Patient: Cassia Ana Carrington

Age: 14

Primary Diagnosis: Dissociative Identity Disorder

 

--

 

The patient has not reverted back to her true self for quite some time. She insists that she is Seraphina Bragado and I’m beginning to feel that this alter personality is slowly taking over. It concerns me how long this might last. The treatment to help Carrington cannot be successful if Carrington is not the personality that I’m treating.

 

 

October 29
th

Patient: Cassia Ana Carrington

Age: 15

Primary Diagnosis: Dissociative Identity Disorder

 

--

 

Carrington came back this week, but it was a very brief encounter before ‘Seraphina’ took over again. But in that brief moment, I’ve finally found the patient’s trigger, or one of them, at least. Carrington does not like mirrors. Seraphina has no issue with looking into a mirror, but Carrington will go out of her way to avoid them.
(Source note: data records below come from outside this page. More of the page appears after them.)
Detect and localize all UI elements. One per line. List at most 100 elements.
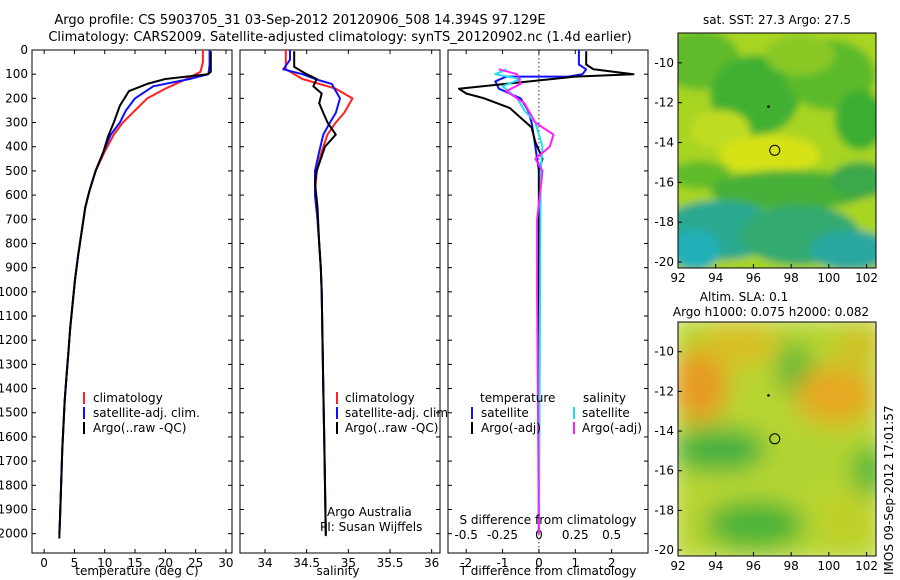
previous-position-marker bbox=[767, 105, 770, 108]
series-line-satellite-s- bbox=[494, 68, 544, 534]
x-tick-label: 25 bbox=[188, 556, 203, 570]
depth-tick-label: 200 bbox=[5, 91, 28, 105]
difference-depth-ticks bbox=[448, 49, 648, 535]
map-x-tick-label: 98 bbox=[784, 271, 799, 285]
sla-map-y-ticks: -10 -12 -14 -16 -18 -20 bbox=[654, 345, 682, 557]
x-tick-label: -1 bbox=[497, 556, 509, 570]
salinity-xlabel: salinity bbox=[316, 564, 359, 578]
legend-temperature-heading: temperature bbox=[480, 391, 555, 405]
legend-argo-label: Argo(..raw -QC) bbox=[93, 421, 186, 435]
imos-timestamp: IMOS 09-Sep-2012 17:01:57 bbox=[882, 405, 896, 575]
x-tick-label: 0 bbox=[535, 556, 543, 570]
difference-top-ticks: -0.5 -0.25 0 0.25 0.5 bbox=[454, 528, 621, 542]
difference-axes bbox=[447, 49, 649, 554]
map-x-tick-label: 100 bbox=[817, 271, 840, 285]
series-line-argo-raw-qc- bbox=[293, 51, 337, 537]
map-y-tick-label: -16 bbox=[654, 464, 674, 478]
x-tick-label: 2 bbox=[608, 556, 616, 570]
legend-climatology-label: climatology bbox=[345, 391, 415, 405]
x-tick-label: 10 bbox=[97, 556, 112, 570]
depth-tick-label: 1500 bbox=[0, 406, 28, 420]
depth-tick-label: 1200 bbox=[0, 333, 28, 347]
x-tick-label: 15 bbox=[127, 556, 142, 570]
header-line-2: Climatology: CARS2009. Satellite-adjuste… bbox=[48, 30, 631, 45]
map-y-tick-label: -20 bbox=[654, 255, 674, 269]
salinity-depth-ticks bbox=[240, 49, 440, 535]
x-tick-label: 20 bbox=[158, 556, 173, 570]
map-y-tick-label: -12 bbox=[654, 384, 674, 398]
temperature-xlabel: temperature (deg C) bbox=[75, 564, 198, 578]
argo-position-marker bbox=[769, 144, 781, 156]
map-x-tick-label: 102 bbox=[855, 271, 878, 285]
map-x-tick-label: 96 bbox=[746, 271, 761, 285]
x-tick-label: 30 bbox=[218, 556, 233, 570]
top-tick-label: -0.25 bbox=[487, 528, 518, 542]
depth-tick-label: 600 bbox=[5, 188, 28, 202]
difference-legend: temperature salinity satellite Argo(-adj… bbox=[471, 391, 642, 435]
sla-map-x-ticks: 92 94 96 98 100 102 bbox=[670, 552, 878, 573]
map-y-tick-label: -10 bbox=[654, 345, 674, 359]
sla-map-frame bbox=[677, 321, 877, 557]
difference-top-label: S difference from climatology bbox=[460, 513, 637, 527]
map-y-tick-label: -14 bbox=[654, 136, 674, 150]
map-y-tick-label: -14 bbox=[654, 424, 674, 438]
sst-map-title: sat. SST: 27.3 Argo: 27.5 bbox=[703, 13, 851, 27]
temperature-series bbox=[58, 50, 212, 539]
temperature-x-ticks: 0 5 10 15 20 25 30 bbox=[40, 50, 234, 570]
legend-sat-s-label: satellite bbox=[582, 406, 630, 420]
sla-map-title-1: Altim. SLA: 0.1 bbox=[700, 290, 788, 304]
legend-sat-t-label: satellite bbox=[481, 406, 529, 420]
depth-tick-label: 1800 bbox=[0, 478, 28, 492]
sst-map-image bbox=[678, 33, 876, 268]
legend-satellite-label: satellite-adj. clim. bbox=[93, 406, 200, 420]
x-tick-label: 36 bbox=[424, 556, 439, 570]
x-tick-label: 0 bbox=[40, 556, 48, 570]
depth-tick-label: 1600 bbox=[0, 430, 28, 444]
map-y-tick-label: -20 bbox=[654, 543, 674, 557]
difference-series bbox=[457, 50, 635, 534]
depth-tick-label: 1900 bbox=[0, 502, 28, 516]
legend-satellite-label: satellite-adj. clim. bbox=[345, 406, 452, 420]
depth-tick-label: 100 bbox=[5, 67, 28, 81]
argo-position-marker bbox=[769, 433, 781, 445]
temperature-axes bbox=[31, 49, 233, 554]
top-tick-label: 0.5 bbox=[602, 528, 621, 542]
depth-tick-label: 0 bbox=[20, 43, 28, 57]
map-y-tick-label: -16 bbox=[654, 175, 674, 189]
sst-map-x-ticks: 92 94 96 98 100 102 bbox=[670, 264, 878, 285]
legend-argo-s-label: Argo(-adj) bbox=[582, 421, 642, 435]
x-tick-label: 1 bbox=[571, 556, 579, 570]
map-x-tick-label: 96 bbox=[746, 559, 761, 573]
map-x-tick-label: 94 bbox=[708, 559, 723, 573]
legend-argo-t-label: Argo(-adj) bbox=[481, 421, 541, 435]
sla-map-image bbox=[678, 322, 876, 556]
temperature-depth-ticks: 0 100 200 300 400 500 600 700 800 900 1000 1100 1200… bbox=[0, 43, 232, 541]
difference-xlabel: T difference from climatology bbox=[459, 564, 637, 578]
x-tick-label: 35.5 bbox=[377, 556, 404, 570]
map-y-tick-label: -10 bbox=[654, 56, 674, 70]
depth-tick-label: 800 bbox=[5, 236, 28, 250]
map-y-tick-label: -12 bbox=[654, 96, 674, 110]
sst-map-frame bbox=[677, 32, 877, 269]
credit-line-2: PI: Susan Wijffels bbox=[320, 520, 422, 534]
map-x-tick-label: 100 bbox=[817, 559, 840, 573]
legend-climatology-label: climatology bbox=[93, 391, 163, 405]
salinity-axes bbox=[239, 49, 441, 554]
series-line-argo-adj-s- bbox=[498, 68, 555, 534]
temperature-legend: climatology satellite-adj. clim. Argo(..… bbox=[83, 391, 200, 435]
depth-tick-label: 700 bbox=[5, 212, 28, 226]
top-tick-label: 0.25 bbox=[562, 528, 589, 542]
legend-salinity-heading: salinity bbox=[583, 391, 626, 405]
x-tick-label: 35 bbox=[341, 556, 356, 570]
depth-tick-label: 1300 bbox=[0, 357, 28, 371]
x-tick-label: 34 bbox=[257, 556, 272, 570]
map-x-tick-label: 92 bbox=[670, 559, 685, 573]
sla-map-title-2: Argo h1000: 0.075 h2000: 0.082 bbox=[673, 305, 869, 319]
depth-tick-label: 300 bbox=[5, 116, 28, 130]
header-line-1: Argo profile: CS 5903705_31 03-Sep-2012 … bbox=[54, 13, 545, 28]
top-tick-label: -0.5 bbox=[454, 528, 477, 542]
x-tick-label: 5 bbox=[71, 556, 79, 570]
map-x-tick-label: 92 bbox=[670, 271, 685, 285]
depth-tick-label: 1400 bbox=[0, 382, 28, 396]
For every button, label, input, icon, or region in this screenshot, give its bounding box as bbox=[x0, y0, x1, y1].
I believe that when Carrington looks into a mirror it isn’t her own reflection she sees staring back at her, but rather that of Seraphina’s. But I do not believe that looking into a mirror every time will change her personality and she will become Seraphina. After further testing, it is apparent that there is no real pattern to when Carrington becomes Seraphina, but only that sometimes seeing her reflection in a mirror can trigger the change.

 

April 20
th

Patient: Cassia Ana Carrington

Age: 17

Primary Diagnosis: Dissociative Identity Disorder

 

--

 

Cassia Carrington hasn’t been herself in over a year. I’ve come to the conclusion that Carrington’s case is one of the worst I’ve ever seen when it comes to how long an alter personality remains the dominant. It’s as if Cassia no longer exists and Seraphina has taken over fully.

 

A side note: A small group of people—two men and one woman—came to the institution today to see Carrington. They claimed they were from a government organization, provided the proper identification—their names were even in the system listed as permitted visitors—and they spent three hours alone with her in an unobserved room. Cameras and voice recorders were prohibited. I asked ‘Seraphina’ after they had left what they discussed with her. She would not answer.

 

May 1
st

Patient: Cassia Ana Carrington

Age: 17

Primary Diagnosis: Dissociative Identity Disorder

 

--

 

Carrington is no longer at the institution. She was transferred—under mysterious circumstances, in my opinion—to another institution in New York, but I was not given any more information on the transfer other than that. I have been ordered by my superior to drop Carrington’s case and remove her files from my possession.

 

 

I stare at the paper in my hand, letting the text blur out of focus. Then I let it drop from my fingers onto the table. I have no interest in reading the other ten or so pages.

“I’m sorry, Fredrik.”

“Don’t be sorry. I told you I can deal with this.”